The City’s Plan B for Barry Diller’s Pier 55 Floating Park Is Far Less Exciting
In February, the futuristic Pier 55 floating park planned for the Meatpacking District moved forward with a lease deal between the Hudson River Park Trust and a nonprofit group controlled by Barry Diller, the billionaire media mogul who pledged $130 million back in November to fund the $151.8 million park. Diller is allocating the funds through the Diller-von Furstenberg Family Foundation (his wife is fashion designer Diane von Furstenberg), but under the agreement he can pull his support if he feels renovations at neighboring piers aren’t up to par. And according to DNAinfo, the city’s backup plan in this event is quite underwhelming, completely scratching the floating island and creating a $30 million park similar to others along Hudson River Park.
The current plan for Pier 55 is a 2.4-acre futuristic floating park and performance space that would jut 186 feet into the Hudson at 13th Street. A parallelogram-shaped platform will sit atop 300 mushroom-shaped concrete columns ranging in height from 70 to 15 feet above the water. Designed by British architect Thomas Heatherwick, the park would replace the crumbling Pier 54 at 14th Street, former departure point for the Lusitania and the planned arrival site of the Titanic (though the famous Cunard arch will be restored and will remain). Not included in the $151.8 million price tag is a state-funded esplanade with a three-block pedestrian walkway and a 21,000-square-foot concrete deck to serve as a gateway to Pier 55.

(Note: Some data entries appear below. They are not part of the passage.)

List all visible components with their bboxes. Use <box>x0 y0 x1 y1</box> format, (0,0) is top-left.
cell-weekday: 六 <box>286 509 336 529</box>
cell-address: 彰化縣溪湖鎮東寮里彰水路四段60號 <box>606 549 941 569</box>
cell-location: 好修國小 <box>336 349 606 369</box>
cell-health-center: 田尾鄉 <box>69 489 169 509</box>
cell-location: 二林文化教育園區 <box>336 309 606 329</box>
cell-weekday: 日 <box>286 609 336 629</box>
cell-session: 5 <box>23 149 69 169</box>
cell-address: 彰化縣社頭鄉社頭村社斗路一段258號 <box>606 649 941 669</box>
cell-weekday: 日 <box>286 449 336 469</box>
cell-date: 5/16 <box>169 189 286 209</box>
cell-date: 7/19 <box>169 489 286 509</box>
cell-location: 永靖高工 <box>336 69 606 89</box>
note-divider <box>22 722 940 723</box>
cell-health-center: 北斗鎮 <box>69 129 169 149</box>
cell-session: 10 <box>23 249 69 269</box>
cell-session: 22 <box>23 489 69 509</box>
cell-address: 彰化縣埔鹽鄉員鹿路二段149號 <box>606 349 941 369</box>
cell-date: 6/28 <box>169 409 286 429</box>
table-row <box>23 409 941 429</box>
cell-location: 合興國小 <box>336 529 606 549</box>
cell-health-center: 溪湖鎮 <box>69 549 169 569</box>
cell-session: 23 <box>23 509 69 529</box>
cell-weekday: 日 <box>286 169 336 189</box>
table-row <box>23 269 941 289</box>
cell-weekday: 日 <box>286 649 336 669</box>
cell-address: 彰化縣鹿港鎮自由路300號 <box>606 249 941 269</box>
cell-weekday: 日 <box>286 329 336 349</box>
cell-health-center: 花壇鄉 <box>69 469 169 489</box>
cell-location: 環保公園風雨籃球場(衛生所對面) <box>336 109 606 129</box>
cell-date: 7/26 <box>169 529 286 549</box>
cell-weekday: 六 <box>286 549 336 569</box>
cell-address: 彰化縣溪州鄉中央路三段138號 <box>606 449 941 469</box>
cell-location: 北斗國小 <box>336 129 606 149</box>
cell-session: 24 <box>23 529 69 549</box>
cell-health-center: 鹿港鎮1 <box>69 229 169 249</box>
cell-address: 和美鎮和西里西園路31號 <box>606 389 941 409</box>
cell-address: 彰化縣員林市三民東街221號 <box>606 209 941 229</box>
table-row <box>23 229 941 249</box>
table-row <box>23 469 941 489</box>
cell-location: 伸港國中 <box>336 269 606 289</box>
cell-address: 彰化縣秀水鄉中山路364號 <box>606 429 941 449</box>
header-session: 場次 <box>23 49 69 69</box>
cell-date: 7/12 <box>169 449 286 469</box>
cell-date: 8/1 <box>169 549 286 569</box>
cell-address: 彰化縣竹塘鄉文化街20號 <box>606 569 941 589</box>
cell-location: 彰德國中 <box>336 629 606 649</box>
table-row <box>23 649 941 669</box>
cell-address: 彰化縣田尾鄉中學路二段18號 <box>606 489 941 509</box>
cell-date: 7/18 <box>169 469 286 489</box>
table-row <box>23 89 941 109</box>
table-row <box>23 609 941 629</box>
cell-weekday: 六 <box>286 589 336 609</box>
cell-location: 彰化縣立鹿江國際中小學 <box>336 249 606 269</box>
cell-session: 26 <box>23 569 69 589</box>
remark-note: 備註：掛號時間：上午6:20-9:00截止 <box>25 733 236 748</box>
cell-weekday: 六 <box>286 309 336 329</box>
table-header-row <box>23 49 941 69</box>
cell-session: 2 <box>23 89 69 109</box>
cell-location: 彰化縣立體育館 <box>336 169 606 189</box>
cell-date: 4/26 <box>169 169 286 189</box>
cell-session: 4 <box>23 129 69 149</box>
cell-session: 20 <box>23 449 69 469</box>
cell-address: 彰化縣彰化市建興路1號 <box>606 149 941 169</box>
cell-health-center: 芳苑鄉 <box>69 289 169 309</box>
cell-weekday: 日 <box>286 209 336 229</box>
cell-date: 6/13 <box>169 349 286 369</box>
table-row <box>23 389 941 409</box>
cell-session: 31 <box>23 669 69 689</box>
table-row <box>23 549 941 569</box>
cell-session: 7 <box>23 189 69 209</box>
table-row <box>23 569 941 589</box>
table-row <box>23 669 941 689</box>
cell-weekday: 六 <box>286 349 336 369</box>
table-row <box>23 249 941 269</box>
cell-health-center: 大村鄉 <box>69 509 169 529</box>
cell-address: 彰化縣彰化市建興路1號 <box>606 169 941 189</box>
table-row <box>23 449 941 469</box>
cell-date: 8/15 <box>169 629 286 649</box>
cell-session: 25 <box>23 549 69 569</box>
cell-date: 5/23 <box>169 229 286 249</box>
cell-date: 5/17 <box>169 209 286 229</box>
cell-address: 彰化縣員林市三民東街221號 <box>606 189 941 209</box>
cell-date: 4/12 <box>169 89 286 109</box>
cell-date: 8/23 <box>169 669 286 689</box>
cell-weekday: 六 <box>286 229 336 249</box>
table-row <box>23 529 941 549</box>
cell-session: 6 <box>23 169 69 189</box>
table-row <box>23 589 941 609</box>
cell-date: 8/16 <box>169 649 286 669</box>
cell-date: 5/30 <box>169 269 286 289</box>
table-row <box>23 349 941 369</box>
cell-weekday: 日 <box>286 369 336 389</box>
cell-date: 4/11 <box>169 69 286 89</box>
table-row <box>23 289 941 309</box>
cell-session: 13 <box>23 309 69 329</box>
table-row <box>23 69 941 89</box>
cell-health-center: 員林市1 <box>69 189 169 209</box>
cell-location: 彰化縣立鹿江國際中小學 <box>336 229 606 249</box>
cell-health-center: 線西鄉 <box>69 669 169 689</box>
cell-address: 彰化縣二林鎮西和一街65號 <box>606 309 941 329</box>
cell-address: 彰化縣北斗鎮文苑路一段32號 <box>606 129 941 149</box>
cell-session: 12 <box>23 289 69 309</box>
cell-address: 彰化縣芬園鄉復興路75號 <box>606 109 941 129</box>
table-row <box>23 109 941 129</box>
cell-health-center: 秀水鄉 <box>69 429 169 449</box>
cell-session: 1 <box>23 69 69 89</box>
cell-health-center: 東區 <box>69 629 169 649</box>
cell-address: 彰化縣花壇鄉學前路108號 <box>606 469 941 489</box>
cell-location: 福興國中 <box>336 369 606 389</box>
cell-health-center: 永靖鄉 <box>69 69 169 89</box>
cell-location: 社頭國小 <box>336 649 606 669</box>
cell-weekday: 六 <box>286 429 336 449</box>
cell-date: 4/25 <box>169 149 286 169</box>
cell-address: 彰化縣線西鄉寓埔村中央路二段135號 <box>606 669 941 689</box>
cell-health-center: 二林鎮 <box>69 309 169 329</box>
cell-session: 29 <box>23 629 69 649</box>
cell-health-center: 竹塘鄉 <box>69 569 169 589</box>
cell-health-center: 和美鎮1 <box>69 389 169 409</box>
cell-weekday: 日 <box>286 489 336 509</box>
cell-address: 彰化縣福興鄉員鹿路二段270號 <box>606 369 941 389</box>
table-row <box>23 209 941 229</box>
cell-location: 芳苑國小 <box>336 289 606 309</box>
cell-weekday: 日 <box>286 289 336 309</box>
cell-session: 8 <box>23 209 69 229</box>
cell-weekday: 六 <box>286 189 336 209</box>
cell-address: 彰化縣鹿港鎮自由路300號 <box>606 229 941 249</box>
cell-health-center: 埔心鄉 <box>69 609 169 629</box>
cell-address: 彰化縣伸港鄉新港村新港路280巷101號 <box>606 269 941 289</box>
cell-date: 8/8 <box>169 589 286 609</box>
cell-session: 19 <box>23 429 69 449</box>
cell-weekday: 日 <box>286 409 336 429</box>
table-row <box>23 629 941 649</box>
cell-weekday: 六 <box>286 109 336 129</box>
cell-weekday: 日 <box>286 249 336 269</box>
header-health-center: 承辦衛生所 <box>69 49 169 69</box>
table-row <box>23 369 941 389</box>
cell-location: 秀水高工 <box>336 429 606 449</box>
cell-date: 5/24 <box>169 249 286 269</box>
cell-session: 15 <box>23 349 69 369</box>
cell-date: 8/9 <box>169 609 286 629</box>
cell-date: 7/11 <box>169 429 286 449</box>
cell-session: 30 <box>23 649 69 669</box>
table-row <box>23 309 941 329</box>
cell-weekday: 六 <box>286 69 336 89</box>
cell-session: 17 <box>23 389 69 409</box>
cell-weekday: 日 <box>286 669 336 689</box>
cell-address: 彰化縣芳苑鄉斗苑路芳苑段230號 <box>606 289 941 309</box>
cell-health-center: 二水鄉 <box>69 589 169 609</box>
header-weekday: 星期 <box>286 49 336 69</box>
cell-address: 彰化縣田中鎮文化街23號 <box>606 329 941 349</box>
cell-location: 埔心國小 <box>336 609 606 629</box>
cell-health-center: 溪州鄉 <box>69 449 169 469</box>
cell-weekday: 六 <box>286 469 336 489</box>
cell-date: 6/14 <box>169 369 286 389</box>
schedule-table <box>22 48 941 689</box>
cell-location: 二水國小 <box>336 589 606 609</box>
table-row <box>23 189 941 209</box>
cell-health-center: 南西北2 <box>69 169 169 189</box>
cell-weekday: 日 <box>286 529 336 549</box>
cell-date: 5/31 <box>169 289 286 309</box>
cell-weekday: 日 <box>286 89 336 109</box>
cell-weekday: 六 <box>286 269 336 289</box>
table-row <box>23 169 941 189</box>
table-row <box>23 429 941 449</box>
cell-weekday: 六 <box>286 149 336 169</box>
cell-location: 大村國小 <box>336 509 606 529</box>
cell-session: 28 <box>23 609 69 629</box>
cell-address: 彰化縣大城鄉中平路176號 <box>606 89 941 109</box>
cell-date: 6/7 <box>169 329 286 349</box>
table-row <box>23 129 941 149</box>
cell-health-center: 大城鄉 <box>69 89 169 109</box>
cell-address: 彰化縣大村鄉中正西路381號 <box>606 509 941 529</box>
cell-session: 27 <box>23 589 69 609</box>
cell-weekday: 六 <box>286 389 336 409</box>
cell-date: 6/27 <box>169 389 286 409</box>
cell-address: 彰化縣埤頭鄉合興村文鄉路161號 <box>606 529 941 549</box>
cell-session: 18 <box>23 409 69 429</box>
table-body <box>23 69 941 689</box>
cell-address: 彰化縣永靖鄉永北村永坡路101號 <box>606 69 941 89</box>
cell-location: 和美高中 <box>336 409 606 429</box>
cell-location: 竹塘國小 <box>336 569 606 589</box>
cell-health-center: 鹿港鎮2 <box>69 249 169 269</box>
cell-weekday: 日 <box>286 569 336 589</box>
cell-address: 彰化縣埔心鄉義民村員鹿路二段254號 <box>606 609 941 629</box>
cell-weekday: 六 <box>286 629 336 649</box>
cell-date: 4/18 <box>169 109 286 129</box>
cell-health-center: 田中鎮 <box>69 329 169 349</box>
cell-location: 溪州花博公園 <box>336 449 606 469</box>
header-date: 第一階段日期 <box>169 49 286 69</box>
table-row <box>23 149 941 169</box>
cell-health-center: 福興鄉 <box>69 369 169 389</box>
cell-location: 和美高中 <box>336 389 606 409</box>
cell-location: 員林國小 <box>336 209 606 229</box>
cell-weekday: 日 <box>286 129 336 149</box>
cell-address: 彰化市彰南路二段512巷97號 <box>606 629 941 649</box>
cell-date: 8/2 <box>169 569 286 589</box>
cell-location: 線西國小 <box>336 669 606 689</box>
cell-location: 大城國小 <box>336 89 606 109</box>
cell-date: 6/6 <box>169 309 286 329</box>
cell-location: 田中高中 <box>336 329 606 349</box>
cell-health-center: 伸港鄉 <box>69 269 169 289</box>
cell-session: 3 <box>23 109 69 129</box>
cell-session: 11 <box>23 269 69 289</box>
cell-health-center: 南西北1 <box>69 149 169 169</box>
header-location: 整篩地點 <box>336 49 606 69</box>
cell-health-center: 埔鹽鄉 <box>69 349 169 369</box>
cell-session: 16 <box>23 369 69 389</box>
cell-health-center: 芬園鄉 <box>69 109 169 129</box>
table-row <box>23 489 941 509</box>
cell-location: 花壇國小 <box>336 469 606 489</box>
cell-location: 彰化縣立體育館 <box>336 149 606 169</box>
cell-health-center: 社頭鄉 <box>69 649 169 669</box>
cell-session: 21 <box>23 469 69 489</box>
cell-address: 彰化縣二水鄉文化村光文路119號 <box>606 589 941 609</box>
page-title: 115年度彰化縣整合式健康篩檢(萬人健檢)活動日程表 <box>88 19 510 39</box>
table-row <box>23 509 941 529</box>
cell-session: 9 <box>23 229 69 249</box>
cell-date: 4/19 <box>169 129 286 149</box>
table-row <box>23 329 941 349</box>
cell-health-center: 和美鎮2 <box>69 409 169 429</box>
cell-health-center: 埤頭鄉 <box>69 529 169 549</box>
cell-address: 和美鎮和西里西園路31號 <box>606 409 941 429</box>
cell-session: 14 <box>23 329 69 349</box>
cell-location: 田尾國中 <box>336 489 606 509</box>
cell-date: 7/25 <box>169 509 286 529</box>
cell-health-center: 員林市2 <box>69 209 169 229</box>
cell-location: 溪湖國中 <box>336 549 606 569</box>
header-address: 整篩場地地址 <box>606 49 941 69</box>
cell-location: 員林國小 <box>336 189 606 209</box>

But as DNAinfo reports, “The lease sets out expectations that two long-troubled points in the cash-strapped park — Pier 57, a dilapidated former garage, and Gansevoort Peninsula, a swath of unused land whose fate is tied to the construction of a waste transfer station — will be developed into parkland and a commercial space. Diller’s donation is also predicated on the construction of a publicly funded $22.5 million esplanade that will serve as an entrance to the island.” Furthermore, he can walk away “if the project goes over budget, if government intervention interferes with his plans for permitted events, or if the aesthetics of the theaters change from plans.”
Though the city has pledged $17 million toward the park, DNAinfo learned, after reviewing a working draft of the contract between the city Parks Department and the Hudson River Park Trust, that a backup plan is in place in the event that Diller pulls out. The $17 million would remain for the site, but the overall cost of the project would drop down to $30 million, and the revised plan would be a 1.9-acre park built on existing land with stainless steel railings and some decorative planters as its main design points.
The Trust is confident that Diller will follow through with his pledge, especially since the city has already allocated $25 million for the work at Gansevoort Peninsula, which would build a waste transfer station at the tip of the pier and turn the rest of the landfill into a public park. This deal, however, requires the governor, mayor, and state lawmakers to sign a memorandum of understanding for construction to move ahead; after seven years it has yet to be signed. Similarly, plans for Pier 57 have lingered for six years.
Previously, the local community board expressed concern over the lack of transparency in the planning stages of the project between Diller and the Trust, as well as the funding plan. Diller pledged the initial $130 million plus $25 million for future maintenance, but after that there is no set financial plan. Hudson River Park Trust spokesman James Yolles told DNAinfo, “We have no reason to believe the Pier 55 project won’t proceed. Good planning dictates that, as a contract contingency, the Trust and city consider the ‘what if’ scenario of no Pier 55 project.”